Member of the Parliament of Georgia
- Incumbent
- Assumed office December 2020

Personal details
- Born: May 20, 1977 (age 48)
- Party: Georgian Dream

= Givi Mikanadze =

Georgian politician and legal scholar

Givi Mikanadze (გივი მიქანაძე; born 20 May 1977) is a Georgian politician, legal scholar, and member of the Parliament of Georgia for the ruling Georgian Dream-Democratic Georgia party. He has served as a Member of Parliament since December 2020 and is currently the chairman of the Committee on Education, Science and Youth Affairs.

== Early life and education ==
Mikanadze was born on 20 May 1977. He earned his degree in Jurisprudence from Ivane Javakhishvili Tbilisi State University in 1999. He later completed a Master of Laws degree at the University of Essex in the United Kingdom in 2009.

== Career ==

=== Academic career ===
Mikanadze has served as a guest lecturer and professor at his alma mater, Tbilisi State University. He has also held associate professor roles at Eastern European University and, as of 2023, at Caucasus University. From 2016 to 2018, he was the rector of the Academy of the Ministry of Internal Affairs of Georgia. Before his parliamentary election, he worked on international legal projects, including working as a Project Manager in the Police and Prisons Department of the Council of Europe (CoE) and as a Senior Project Officer at the CoE's Tbilisi Office.

=== Political career ===
Mikanadze was elected to the Parliament of Georgia on the Georgian Dream party list in December 2020, beginning the 10th convocation. He was re-elected in the October 2024 parliamentary elections for the 11th convocation.
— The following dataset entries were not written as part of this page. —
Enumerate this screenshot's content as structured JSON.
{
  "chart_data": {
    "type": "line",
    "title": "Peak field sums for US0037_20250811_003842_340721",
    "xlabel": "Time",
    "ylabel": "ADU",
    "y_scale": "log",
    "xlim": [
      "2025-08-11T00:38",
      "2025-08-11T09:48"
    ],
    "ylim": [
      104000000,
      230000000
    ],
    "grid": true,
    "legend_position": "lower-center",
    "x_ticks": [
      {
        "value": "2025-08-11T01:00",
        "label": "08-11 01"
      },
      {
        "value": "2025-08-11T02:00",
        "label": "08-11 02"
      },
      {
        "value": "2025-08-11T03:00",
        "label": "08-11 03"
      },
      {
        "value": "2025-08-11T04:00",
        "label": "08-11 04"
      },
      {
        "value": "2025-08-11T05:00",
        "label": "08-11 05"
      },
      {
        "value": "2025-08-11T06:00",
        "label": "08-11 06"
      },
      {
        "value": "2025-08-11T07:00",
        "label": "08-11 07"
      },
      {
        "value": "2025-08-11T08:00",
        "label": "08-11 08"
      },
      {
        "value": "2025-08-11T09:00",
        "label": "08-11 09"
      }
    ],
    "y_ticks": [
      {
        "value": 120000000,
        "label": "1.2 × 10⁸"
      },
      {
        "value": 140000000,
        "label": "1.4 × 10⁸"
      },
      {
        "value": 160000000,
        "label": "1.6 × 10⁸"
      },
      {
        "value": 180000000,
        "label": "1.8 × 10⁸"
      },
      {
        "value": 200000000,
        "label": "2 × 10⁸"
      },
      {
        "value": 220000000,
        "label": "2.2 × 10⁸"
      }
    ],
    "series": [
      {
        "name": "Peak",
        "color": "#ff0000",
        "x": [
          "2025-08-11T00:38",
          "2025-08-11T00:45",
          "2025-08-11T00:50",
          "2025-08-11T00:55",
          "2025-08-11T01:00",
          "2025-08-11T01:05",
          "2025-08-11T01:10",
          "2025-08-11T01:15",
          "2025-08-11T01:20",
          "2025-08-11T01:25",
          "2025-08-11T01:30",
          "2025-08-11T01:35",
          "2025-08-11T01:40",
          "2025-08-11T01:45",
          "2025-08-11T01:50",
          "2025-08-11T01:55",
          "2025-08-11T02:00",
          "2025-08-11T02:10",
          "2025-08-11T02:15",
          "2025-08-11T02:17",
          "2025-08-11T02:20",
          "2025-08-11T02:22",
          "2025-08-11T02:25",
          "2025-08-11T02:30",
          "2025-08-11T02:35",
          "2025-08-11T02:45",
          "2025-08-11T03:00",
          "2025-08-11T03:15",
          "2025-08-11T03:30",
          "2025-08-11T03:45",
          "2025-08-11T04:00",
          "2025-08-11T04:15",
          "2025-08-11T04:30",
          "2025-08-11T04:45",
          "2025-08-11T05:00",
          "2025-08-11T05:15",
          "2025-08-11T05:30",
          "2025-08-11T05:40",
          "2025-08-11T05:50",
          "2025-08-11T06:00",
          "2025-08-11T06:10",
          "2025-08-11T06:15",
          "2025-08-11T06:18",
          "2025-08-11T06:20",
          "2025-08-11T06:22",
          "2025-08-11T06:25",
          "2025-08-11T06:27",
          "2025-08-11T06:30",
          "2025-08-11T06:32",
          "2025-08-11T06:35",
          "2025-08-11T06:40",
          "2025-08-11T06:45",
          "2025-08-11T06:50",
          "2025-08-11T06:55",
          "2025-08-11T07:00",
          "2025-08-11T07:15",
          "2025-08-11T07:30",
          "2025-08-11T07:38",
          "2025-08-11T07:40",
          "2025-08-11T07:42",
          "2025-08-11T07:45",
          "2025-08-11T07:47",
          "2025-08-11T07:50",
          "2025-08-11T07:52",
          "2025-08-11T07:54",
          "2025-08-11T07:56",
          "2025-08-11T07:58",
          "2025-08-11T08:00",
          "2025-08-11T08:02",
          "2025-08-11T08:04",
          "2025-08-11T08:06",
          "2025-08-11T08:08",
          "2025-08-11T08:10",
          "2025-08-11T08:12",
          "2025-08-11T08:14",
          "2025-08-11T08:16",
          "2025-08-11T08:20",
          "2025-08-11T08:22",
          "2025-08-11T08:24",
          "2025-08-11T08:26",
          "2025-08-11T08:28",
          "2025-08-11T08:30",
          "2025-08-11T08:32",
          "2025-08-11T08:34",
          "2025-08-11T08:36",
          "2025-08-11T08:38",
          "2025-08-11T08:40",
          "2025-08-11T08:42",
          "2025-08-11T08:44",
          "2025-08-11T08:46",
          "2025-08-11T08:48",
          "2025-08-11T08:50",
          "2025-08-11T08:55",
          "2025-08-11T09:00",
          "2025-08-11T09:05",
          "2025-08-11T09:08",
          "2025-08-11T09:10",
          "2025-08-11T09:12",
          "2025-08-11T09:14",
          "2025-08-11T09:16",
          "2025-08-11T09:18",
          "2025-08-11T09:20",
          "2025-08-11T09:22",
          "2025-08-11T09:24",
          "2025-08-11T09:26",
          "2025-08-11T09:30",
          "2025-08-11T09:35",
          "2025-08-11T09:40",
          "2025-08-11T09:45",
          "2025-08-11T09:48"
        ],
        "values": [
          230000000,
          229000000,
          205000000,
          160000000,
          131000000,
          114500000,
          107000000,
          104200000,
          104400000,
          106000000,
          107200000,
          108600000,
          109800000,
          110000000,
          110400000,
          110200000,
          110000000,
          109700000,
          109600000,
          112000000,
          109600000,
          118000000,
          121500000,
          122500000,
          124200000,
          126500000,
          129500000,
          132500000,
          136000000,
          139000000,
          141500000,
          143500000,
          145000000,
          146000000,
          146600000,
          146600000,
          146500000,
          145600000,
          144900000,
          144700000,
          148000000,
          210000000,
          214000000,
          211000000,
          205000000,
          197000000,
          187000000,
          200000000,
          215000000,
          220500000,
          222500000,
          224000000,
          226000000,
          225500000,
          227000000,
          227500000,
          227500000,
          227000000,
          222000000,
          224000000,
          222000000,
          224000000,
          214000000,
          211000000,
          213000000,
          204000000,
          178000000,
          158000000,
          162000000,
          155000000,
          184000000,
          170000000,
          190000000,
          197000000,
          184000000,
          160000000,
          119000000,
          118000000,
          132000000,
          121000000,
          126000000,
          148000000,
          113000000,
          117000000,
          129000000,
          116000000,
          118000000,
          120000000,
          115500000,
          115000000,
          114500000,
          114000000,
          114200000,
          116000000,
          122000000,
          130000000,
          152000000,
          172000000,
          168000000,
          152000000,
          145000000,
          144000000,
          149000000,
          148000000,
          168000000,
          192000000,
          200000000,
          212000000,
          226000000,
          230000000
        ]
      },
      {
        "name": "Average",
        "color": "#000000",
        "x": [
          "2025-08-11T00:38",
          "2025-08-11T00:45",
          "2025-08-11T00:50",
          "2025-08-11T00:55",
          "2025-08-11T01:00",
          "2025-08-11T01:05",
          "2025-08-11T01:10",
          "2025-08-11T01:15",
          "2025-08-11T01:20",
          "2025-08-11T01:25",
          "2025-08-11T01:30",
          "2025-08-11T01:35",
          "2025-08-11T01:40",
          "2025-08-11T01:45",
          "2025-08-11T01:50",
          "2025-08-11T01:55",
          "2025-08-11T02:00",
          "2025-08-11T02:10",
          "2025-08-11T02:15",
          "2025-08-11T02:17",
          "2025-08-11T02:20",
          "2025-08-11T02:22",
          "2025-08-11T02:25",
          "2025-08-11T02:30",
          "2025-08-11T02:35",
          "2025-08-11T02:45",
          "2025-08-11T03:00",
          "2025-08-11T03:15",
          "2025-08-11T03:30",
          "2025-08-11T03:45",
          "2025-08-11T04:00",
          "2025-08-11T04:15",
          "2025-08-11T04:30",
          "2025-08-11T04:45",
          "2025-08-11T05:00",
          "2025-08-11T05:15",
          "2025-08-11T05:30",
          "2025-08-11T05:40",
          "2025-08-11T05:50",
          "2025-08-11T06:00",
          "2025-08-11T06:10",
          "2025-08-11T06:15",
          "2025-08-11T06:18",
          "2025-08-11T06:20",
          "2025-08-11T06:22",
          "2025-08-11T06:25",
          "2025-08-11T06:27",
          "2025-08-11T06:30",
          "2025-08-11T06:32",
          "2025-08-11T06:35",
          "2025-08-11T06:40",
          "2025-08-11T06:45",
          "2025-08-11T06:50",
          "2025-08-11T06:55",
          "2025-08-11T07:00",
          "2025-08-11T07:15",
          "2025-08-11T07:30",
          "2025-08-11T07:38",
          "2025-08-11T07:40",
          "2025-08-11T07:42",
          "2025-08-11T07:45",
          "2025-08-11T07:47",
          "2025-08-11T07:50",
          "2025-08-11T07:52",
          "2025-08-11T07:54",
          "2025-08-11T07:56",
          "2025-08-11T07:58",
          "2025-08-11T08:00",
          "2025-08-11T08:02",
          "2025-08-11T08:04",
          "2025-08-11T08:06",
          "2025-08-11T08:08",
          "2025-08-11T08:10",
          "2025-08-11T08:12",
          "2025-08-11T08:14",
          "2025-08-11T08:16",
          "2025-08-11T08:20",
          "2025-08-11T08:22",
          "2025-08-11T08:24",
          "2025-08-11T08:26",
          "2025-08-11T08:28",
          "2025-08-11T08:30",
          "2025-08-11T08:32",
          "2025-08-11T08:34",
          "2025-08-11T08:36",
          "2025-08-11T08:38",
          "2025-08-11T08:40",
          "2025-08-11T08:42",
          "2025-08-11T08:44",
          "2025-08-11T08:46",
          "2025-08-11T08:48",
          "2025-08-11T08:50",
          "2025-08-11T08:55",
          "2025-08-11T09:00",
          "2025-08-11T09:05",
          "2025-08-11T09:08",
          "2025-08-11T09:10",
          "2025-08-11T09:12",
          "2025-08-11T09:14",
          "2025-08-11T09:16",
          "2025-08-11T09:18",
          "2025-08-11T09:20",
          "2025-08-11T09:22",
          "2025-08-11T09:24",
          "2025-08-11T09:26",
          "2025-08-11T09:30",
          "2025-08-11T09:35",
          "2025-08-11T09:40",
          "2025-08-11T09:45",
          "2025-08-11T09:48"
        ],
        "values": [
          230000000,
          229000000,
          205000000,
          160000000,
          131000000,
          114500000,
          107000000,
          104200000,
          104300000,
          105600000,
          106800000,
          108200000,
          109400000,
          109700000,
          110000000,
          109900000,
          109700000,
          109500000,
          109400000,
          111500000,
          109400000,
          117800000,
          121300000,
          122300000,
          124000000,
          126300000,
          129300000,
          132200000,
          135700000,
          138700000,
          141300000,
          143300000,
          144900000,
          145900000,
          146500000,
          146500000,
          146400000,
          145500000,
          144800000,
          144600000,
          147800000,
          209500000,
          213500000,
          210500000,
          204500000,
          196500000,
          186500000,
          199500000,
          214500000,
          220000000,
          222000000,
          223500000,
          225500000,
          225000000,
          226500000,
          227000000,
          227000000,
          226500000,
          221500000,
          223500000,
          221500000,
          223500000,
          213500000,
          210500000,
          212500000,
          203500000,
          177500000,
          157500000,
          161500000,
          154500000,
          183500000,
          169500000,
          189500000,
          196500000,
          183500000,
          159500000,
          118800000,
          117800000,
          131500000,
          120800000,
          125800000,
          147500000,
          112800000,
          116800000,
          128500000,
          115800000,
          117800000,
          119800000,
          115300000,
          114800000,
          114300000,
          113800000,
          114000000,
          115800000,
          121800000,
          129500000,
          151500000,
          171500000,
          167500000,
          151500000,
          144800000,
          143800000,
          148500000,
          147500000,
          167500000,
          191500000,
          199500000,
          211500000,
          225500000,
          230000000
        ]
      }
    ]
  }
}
In August 2025, he was identified in an official meeting as the "Minister of Education, Science and Youth of Georgia" during a working visit by the secretary general of the Parliamentary Assembly of the Black Sea Economic Cooperation (PABSEC).

== Controversies ==

=== Response to "Call Center" Financing Allegations ===
In August 2024, the U.S. Helsinki Commission accused Georgian Dream of being funded by "dark money" from a global network of fraudulent scam call centers, which it stated financed an "antidemocratic campaign". Mikanadze publicly rejected these allegations. He called the commission's statement "a very rude interference in the pre-election process" and demanded proof, which he claimed did not exist. In his response, he redirected blame towards the opposition United National Movement, referencing past investigations involving its former official, David Kezerashvili.